1.[1] Zacharias, fils de Jéroboam II, après avoir régné six mois sur les Israélites, mourut traîtreusement assassiné par un de ses amis, du nom de Selloum(os)[2], fils de Jabès(os), qui lui succéda au pouvoir, mais ne le conserva pas plus de trente jours.

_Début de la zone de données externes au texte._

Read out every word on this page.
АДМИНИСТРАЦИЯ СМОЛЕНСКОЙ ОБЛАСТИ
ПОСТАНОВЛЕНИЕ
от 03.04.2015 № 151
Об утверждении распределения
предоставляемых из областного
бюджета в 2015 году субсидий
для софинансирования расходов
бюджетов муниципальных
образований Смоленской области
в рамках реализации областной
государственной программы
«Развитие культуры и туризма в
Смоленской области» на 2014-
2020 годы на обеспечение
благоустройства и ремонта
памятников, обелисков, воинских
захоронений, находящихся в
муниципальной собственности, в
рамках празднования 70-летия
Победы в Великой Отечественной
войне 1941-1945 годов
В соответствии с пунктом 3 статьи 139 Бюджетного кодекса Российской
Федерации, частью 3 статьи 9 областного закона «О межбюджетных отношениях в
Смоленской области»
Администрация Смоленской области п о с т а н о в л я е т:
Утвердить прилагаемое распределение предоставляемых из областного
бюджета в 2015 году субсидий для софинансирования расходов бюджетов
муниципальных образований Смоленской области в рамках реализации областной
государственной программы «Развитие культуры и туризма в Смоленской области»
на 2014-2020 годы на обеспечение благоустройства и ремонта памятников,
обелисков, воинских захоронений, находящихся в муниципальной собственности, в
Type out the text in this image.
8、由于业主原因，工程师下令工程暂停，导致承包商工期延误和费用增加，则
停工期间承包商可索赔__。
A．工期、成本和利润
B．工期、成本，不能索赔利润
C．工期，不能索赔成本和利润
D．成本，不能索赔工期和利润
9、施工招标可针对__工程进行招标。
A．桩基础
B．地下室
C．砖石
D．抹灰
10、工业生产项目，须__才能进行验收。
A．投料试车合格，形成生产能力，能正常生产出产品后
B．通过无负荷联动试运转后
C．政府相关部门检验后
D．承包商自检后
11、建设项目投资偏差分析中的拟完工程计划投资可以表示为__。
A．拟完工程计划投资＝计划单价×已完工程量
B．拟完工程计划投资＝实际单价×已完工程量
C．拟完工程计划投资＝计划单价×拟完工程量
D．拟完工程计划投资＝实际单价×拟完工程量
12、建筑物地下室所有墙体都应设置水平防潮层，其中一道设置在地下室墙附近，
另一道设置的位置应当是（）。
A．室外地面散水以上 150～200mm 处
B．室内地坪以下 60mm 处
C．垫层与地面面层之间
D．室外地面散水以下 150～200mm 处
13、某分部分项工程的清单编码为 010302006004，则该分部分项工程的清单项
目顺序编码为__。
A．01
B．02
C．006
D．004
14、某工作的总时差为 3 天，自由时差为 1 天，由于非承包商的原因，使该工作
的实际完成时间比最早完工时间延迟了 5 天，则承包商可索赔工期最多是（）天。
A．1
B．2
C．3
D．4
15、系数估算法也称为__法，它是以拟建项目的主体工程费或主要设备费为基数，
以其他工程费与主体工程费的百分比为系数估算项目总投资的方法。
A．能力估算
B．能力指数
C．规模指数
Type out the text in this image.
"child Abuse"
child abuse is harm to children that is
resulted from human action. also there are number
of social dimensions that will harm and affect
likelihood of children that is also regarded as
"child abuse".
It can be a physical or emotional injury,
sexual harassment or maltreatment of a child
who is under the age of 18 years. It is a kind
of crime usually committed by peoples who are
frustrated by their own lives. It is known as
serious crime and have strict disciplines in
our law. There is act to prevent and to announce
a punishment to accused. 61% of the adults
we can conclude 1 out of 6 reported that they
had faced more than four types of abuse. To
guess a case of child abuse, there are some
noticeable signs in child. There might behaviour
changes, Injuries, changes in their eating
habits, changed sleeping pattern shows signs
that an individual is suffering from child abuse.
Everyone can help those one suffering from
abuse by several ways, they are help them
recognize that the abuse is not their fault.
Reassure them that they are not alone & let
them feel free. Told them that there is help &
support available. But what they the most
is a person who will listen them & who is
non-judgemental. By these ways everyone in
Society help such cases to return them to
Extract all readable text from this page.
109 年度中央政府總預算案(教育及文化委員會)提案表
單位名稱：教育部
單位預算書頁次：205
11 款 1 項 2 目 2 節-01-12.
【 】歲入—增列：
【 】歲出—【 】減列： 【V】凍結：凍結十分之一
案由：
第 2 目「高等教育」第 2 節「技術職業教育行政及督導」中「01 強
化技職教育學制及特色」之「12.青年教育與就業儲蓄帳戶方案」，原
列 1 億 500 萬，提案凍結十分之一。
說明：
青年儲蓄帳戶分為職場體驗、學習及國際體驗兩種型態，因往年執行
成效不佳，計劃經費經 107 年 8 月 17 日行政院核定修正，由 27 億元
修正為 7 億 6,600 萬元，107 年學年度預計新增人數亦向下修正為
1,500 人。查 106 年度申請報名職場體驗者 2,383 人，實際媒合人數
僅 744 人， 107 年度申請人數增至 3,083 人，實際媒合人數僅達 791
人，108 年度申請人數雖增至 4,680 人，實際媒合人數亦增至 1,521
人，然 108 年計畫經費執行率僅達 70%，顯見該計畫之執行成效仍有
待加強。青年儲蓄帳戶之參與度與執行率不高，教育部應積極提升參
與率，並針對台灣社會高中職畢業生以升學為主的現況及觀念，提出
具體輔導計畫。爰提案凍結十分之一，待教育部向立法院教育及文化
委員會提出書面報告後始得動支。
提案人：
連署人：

En effet, le général Manahem(os)[3], qui se trouvait vers ce temps-là dans la ville de Tharsé[4], ayant appris le sort de Zacharias, s’ébranla avec toute son armée et arriva dans Samarie : il livre bataille à Selloum, le tue, puis, s’étant emparé de la royauté, part de là et se rend dans la ville de Thapsa[5]. Les habitants fermèrent leurs portes au verrou et refusèrent de recevoir le roi ; lui alors, pour les punir, ravage les environs, s’empare de vive force de la ville au moyen d’un siège, et irrité par la conduite des Thapsiates, les massacre tous, sans épargner même les petits enfants[6] en se livrant aux derniers excès de la barbarie et de la férocité ainsi un sort qu’il eût été impardonnable d’infliger même à des gens d’autre race réduits à merci, il le fit subir à ceux de sa race. Manahem, devenu roi de la sorte, continua dix ans à déployer sa brutalité et se montra le plus cruel des hommes. Cependant Phoul[7], roi des Assyriens, étant parti en guerre contre lui, il évite de se mesurer en rase campagne avec les Assyriens, mais les persuade de se retirer moyennant une somme de mille talents d’argent et met ainsi fin à la guerre. Cette somme fut versée par le peuple à Manahem, à raison de cinquante drachmes[8] par tête. Il mourut ensuite, et fut enterré à Samarie, laissant pour successeur au trône son fils Phakéas[9], qui imita la cruauté de son père et ne régna que deux ans à peine. Il mourut assassiné au cours d’un festin avec ses amis, victime d’un guet-apens du chiliarque Phakéas[10], fils de Romélias. Cet autre Phakéas à son tour détint le pouvoir pendant vingt ans et se montra impie et violateur des lois. Le roi des Assyriens, nommé Théglaphalassar[11], ayant marché contre les Israélites, soumit toute la Galadène et la Transjordanie, ainsi que la région voisine appelée Galilée avec Kydisa et Asôra[12] ; il fit prisonniers les habitants et les transporta dans son propre royaume. Voilà ce que nous avions à raconter touchant le roi des Assyriens.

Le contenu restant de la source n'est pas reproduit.